I love my dog, Leif.
Leif loves to explore. In fact, his middle name is Ericson. Leif Ericson the dog loves to explore like his namesake, the Viking explorer. I don’t want my lovable dog exploring my gardens, so I needed a garden fence.
See, isn’t he handsome? The expansion of the garden last year to include the sunny corner of our backyard prompted me to look into fencing options to keep him out of the gardens.
I needed a fence that was inexpensive, easy to install, and that would allow sunlight to reach plants on the other side. I also didn’t know if there would be an expansion, so I didn’t want anything permanent. After much research and a few trips to Lowe’s, a friendly associate there suggested using bird netting. Inexpensive, and it would let sunlight through.

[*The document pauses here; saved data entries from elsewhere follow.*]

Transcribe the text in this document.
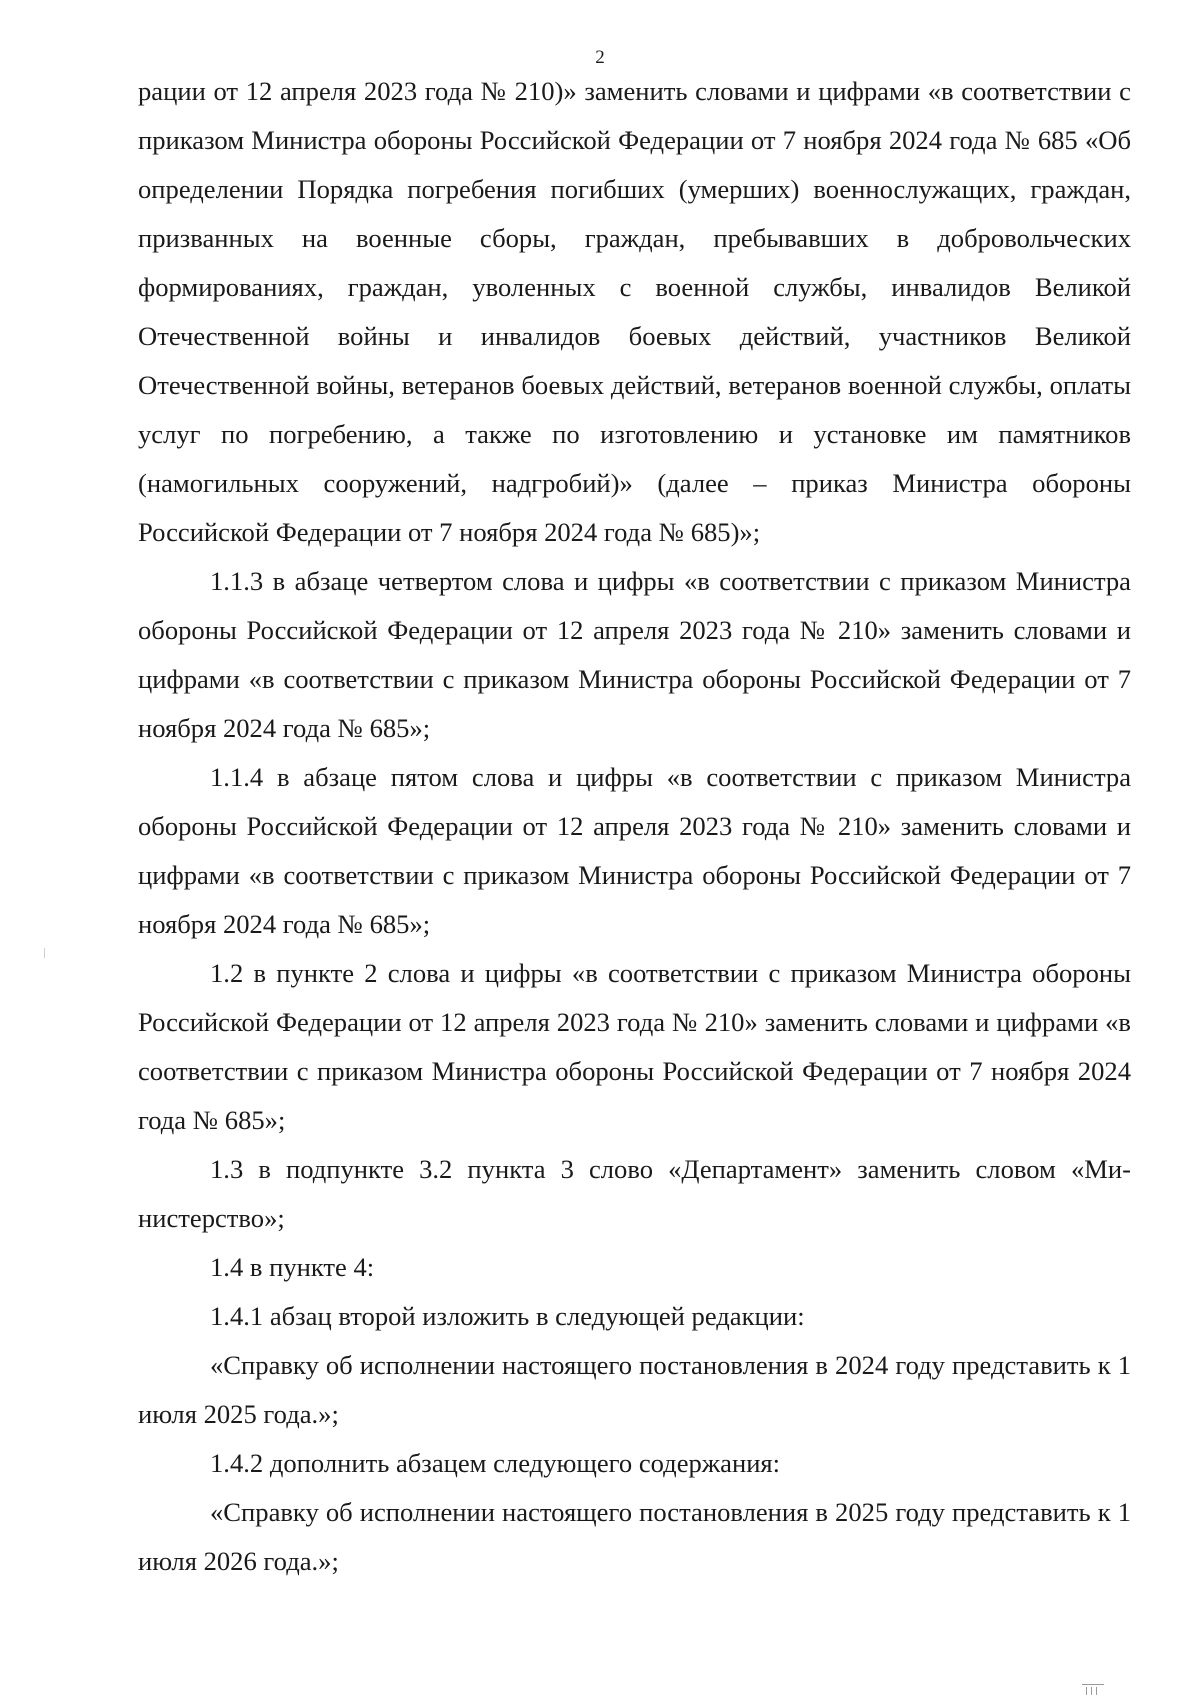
2

рации от 12 апреля 2023 года № 210)» заменить словами и цифрами «в соответствии с приказом Министра обороны Российской Федерации от 7 ноября 2024 года № 685 «Об определении Порядка погребения погибших (умерших) военнослужащих, граждан, призванных на военные сборы, граждан, пребывавших в добровольческих формированиях, граждан, уволенных с военной службы, инвалидов Великой Отечественной войны и инвалидов боевых действий, участников Великой Отечественной войны, ветеранов боевых действий, ветеранов военной службы, оплаты услуг по погребению, а также по изготовлению и установке им памятников (намогильных сооружений, надгробий)» (далее – приказ Министра обороны Российской Федерации от 7 ноября 2024 года № 685)»;

1.1.3 в абзаце четвертом слова и цифры «в соответствии с приказом Министра обороны Российской Федерации от 12 апреля 2023 года № 210» заменить словами и цифрами «в соответствии с приказом Министра обороны Российской Федерации от 7 ноября 2024 года № 685»;

1.1.4 в абзаце пятом слова и цифры «в соответствии с приказом Министра обороны Российской Федерации от 12 апреля 2023 года № 210» заменить словами и цифрами «в соответствии с приказом Министра обороны Российской Федерации от 7 ноября 2024 года № 685»;

1.2 в пункте 2 слова и цифры «в соответствии с приказом Министра обороны Российской Федерации от 12 апреля 2023 года № 210» заменить словами и цифрами «в соответствии с приказом Министра обороны Российской Федерации от 7 ноября 2024 года № 685»;

1.3 в подпункте 3.2 пункта 3 слово «Департамент» заменить словом «Министерство»;

1.4 в пункте 4:

1.4.1 абзац второй изложить в следующей редакции:

«Справку об исполнении настоящего постановления в 2024 году представить к 1 июля 2025 года.»;

1.4.2 дополнить абзацем следующего содержания:

«Справку об исполнении настоящего постановления в 2025 году представить к 1 июля 2026 года.»;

The posts on the next aisle were just what I needed to form the structure, and for less than $40, I had enough materials to fence my garden by the shed, the corner garden, and even my friend’s garden.
After my garden expansion this year, my corner garden’s new dimensions are 50’x24′. Yikes! That’s 1,200 sq. feet!!! Time to expand the fence.
Here’s the type of posts that I purchased. The netting is 7’x100′. This fence is about 3 feet tall, so I cut it in half to make it fit the posts.
My posts were 12.5 feet apart across the length, but you can have them closer or a bit farther apart if you prefer.
I liked having the grid when I was cutting; I could just pick a row and follow it. Even those of us with difficulty cutting straight lines can do this :).
Then I attached the netting to the hooks on the side. I suggest that you decide which way you want facing out and align the post and netting accordingly, pick a row in the netting to follow as you attach so your fence will hang straight, and start hooking the netting from the top.
You will have some extra at the bottom. You can trim it off or leave it as extra protection from animals. If you have problems with small animals going under your fences, you could try laying this extra netting on the outside, pinning it to the ground with landscaping anchor pins, then covering it with soil. If you decide to trim it, leave a few inches so you can hook it under the bottom of the stake.
I did not trim the netting and hooked the netting on the bottom. Then, I stuck the posts in the ground.
Fairly simple, inexpensive, and keeps the dog out. To get in, I just lift up the stake in a corner, enter, and close it behind me.
If you have a very determined animal, you may want to try something more intense than the netting, but it works well for this dog. I like how I can easily change the garden without worrying about a substantial investment in fencing.
Wow, that’s a big garden. I’m excited to see what it looks like in a month-gardens change quickly in Florida!